I've run in a few places other than my home town, so I'll narrow things down to a bounding box around Davis, CA.

In [6]:
xlim = -121.8045788, -121.674863,
ylim = 38.512625, 38.5765569

I need to re-read the summary CSV file because I got rid of the "GPX File" column earlier.

In [7]:
activities = pd.read_csv(summary_csv)
activities = activities[activities.Type == 'Running']

Now I can make use of a nice library called gpxpy to parse the GPX files and extract the GPS coordinates from them.

In [8]:
import gpxpy

def loadgpx(fpath):
    with open(fpath, 'r') as f:
        return gpxpy.parse(f)

def points(gpx):
    xy = np.zeros((gpx.get_points_no(), 2))
    for i, p in enumerate(gpx.walk(only_points=True)):
        xy[i] = p.longitude, p.latitude
    return xy

Now generate the plot by iterating over GPX files and plotting the coordinates along the way.
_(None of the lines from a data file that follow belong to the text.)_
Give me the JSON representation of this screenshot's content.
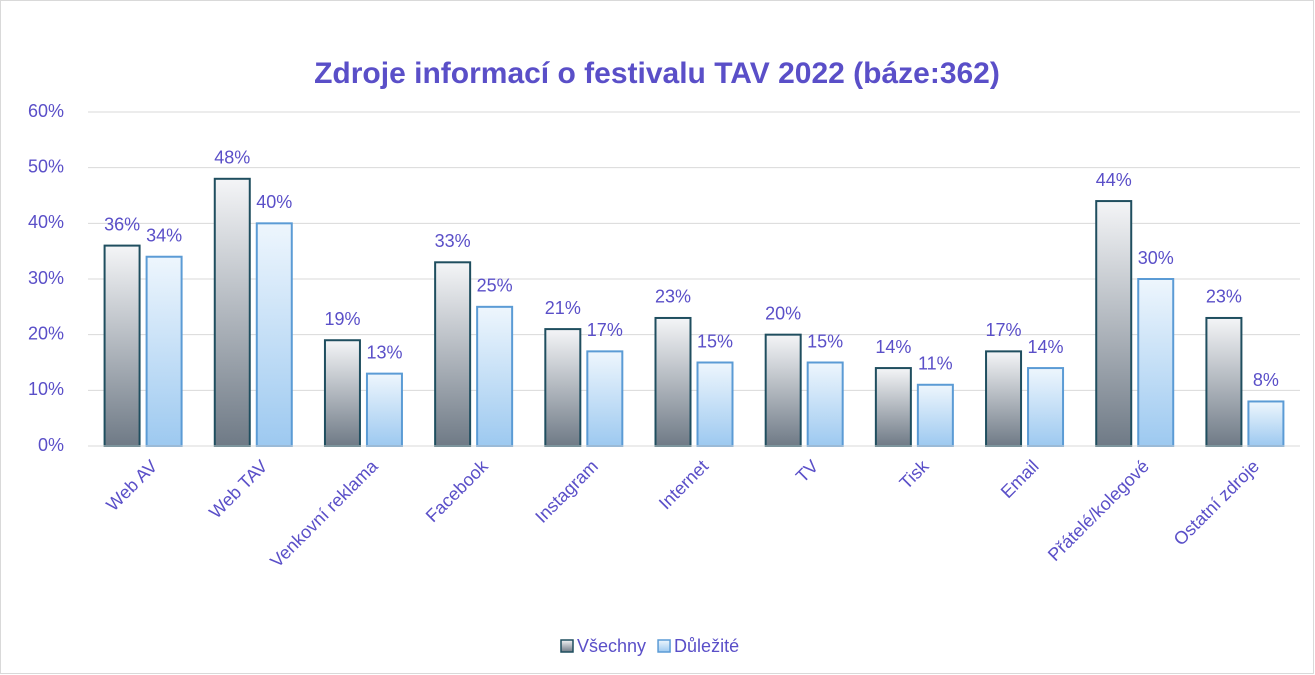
{
  "chart_data": {
    "type": "bar",
    "title": "Zdroje informací o festivalu TAV 2022 (báze:362)",
    "categories": [
      "Web AV",
      "Web TAV",
      "Venkovní reklama",
      "Facebook",
      "Instagram",
      "Internet",
      "TV",
      "Tisk",
      "Email",
      "Přátelé/kolegové",
      "Ostatní zdroje"
    ],
    "series": [
      {
        "name": "Všechny",
        "color": "#1f4e5f",
        "values": [
          36,
          48,
          19,
          33,
          21,
          23,
          20,
          14,
          17,
          44,
          23
        ],
        "value_labels": [
          "36%",
          "48%",
          "19%",
          "33%",
          "21%",
          "23%",
          "20%",
          "14%",
          "17%",
          "44%",
          "23%"
        ]
      },
      {
        "name": "Důležité",
        "color": "#5b9bd5",
        "values": [
          34,
          40,
          13,
          25,
          17,
          15,
          15,
          11,
          14,
          30,
          8
        ],
        "value_labels": [
          "34%",
          "40%",
          "13%",
          "25%",
          "17%",
          "15%",
          "15%",
          "11%",
          "14%",
          "30%",
          "8%"
        ]
      }
    ],
    "ylim": [
      0,
      60
    ],
    "yticks": [
      {
        "value": 0,
        "label": "0%"
      },
      {
        "value": 10,
        "label": "10%"
      },
      {
        "value": 20,
        "label": "20%"
      },
      {
        "value": 30,
        "label": "30%"
      },
      {
        "value": 40,
        "label": "40%"
      },
      {
        "value": 50,
        "label": "50%"
      },
      {
        "value": 60,
        "label": "60%"
      }
    ],
    "grid": true,
    "legend": "bottom"
  }
}
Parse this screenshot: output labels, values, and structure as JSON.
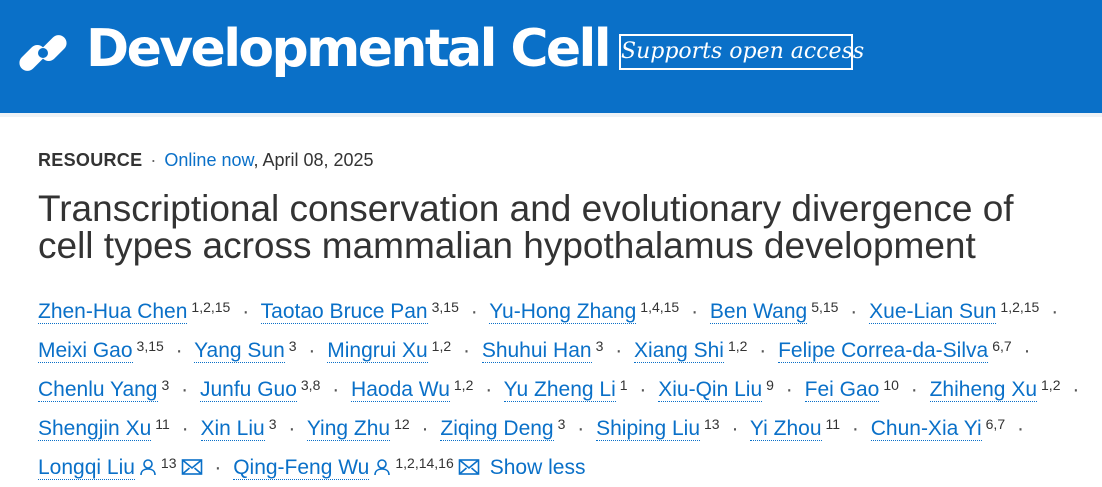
{
  "header": {
    "journal_name": "Developmental Cell",
    "open_access_label": "Supports open access",
    "logo_icon": "cell-press-logo",
    "colors": {
      "brand": "#0a70c8",
      "text_on_brand": "#ffffff"
    }
  },
  "article": {
    "type": "RESOURCE",
    "status": "Online now",
    "date": ", April 08, 2025",
    "title_line1": "Transcriptional conservation and evolutionary divergence of",
    "title_line2": "cell types across mammalian hypothalamus development"
  },
  "authors": [
    {
      "name": "Zhen-Hua Chen",
      "aff": "1,2,15"
    },
    {
      "name": "Taotao Bruce Pan",
      "aff": "3,15"
    },
    {
      "name": "Yu-Hong Zhang",
      "aff": "1,4,15"
    },
    {
      "name": "Ben Wang",
      "aff": "5,15"
    },
    {
      "name": "Xue-Lian Sun",
      "aff": "1,2,15"
    },
    {
      "name": "Meixi Gao",
      "aff": "3,15"
    },
    {
      "name": "Yang Sun",
      "aff": "3"
    },
    {
      "name": "Mingrui Xu",
      "aff": "1,2"
    },
    {
      "name": "Shuhui Han",
      "aff": "3"
    },
    {
      "name": "Xiang Shi",
      "aff": "1,2"
    },
    {
      "name": "Felipe Correa-da-Silva",
      "aff": "6,7"
    },
    {
      "name": "Chenlu Yang",
      "aff": "3"
    },
    {
      "name": "Junfu Guo",
      "aff": "3,8"
    },
    {
      "name": "Haoda Wu",
      "aff": "1,2"
    },
    {
      "name": "Yu Zheng Li",
      "aff": "1"
    },
    {
      "name": "Xiu-Qin Liu",
      "aff": "9"
    },
    {
      "name": "Fei Gao",
      "aff": "10"
    },
    {
      "name": "Zhiheng Xu",
      "aff": "1,2"
    },
    {
      "name": "Shengjin Xu",
      "aff": "11"
    },
    {
      "name": "Xin Liu",
      "aff": "3"
    },
    {
      "name": "Ying Zhu",
      "aff": "12"
    },
    {
      "name": "Ziqing Deng",
      "aff": "3"
    },
    {
      "name": "Shiping Liu",
      "aff": "13"
    },
    {
      "name": "Yi Zhou",
      "aff": "11"
    },
    {
      "name": "Chun-Xia Yi",
      "aff": "6,7"
    },
    {
      "name": "Longqi Liu",
      "aff": "13",
      "corresponding": true
    },
    {
      "name": "Qing-Feng Wu",
      "aff": "1,2,14,16",
      "corresponding": true
    }
  ],
  "author_separator": "·",
  "show_less_label": "Show less",
  "icons": {
    "corresponding": "person-icon",
    "email": "mail-icon"
  }
}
This takes a little while to run, so I downsample the coordinates to about 1 sample every 15 seconds or so.

In [9]:
width = xlim[1] - xlim[0]
height = ylim[1] - ylim[0]
ratio = abs(width / height)

fig = plt.figure(figsize=(10, 10/ratio))
ax = fig.gca()

for fname in activities['GPX File']:
    fp = os.path.join(datadir, fname)
    xy = points(loadgpx(fp))[::5, :]
    ax.plot(xy[:, 0], xy[:, 1], lw=0.2, alpha=0.5, color='k')
    
ax.set_xlim(*xlim)
ax.set_ylim(*ylim)
Out[9]:
(38.512625, 38.5765569)
In [10]:
fig.savefig('map.png', dpi=600)

Conclusions

The question now is, do I run tomorrow?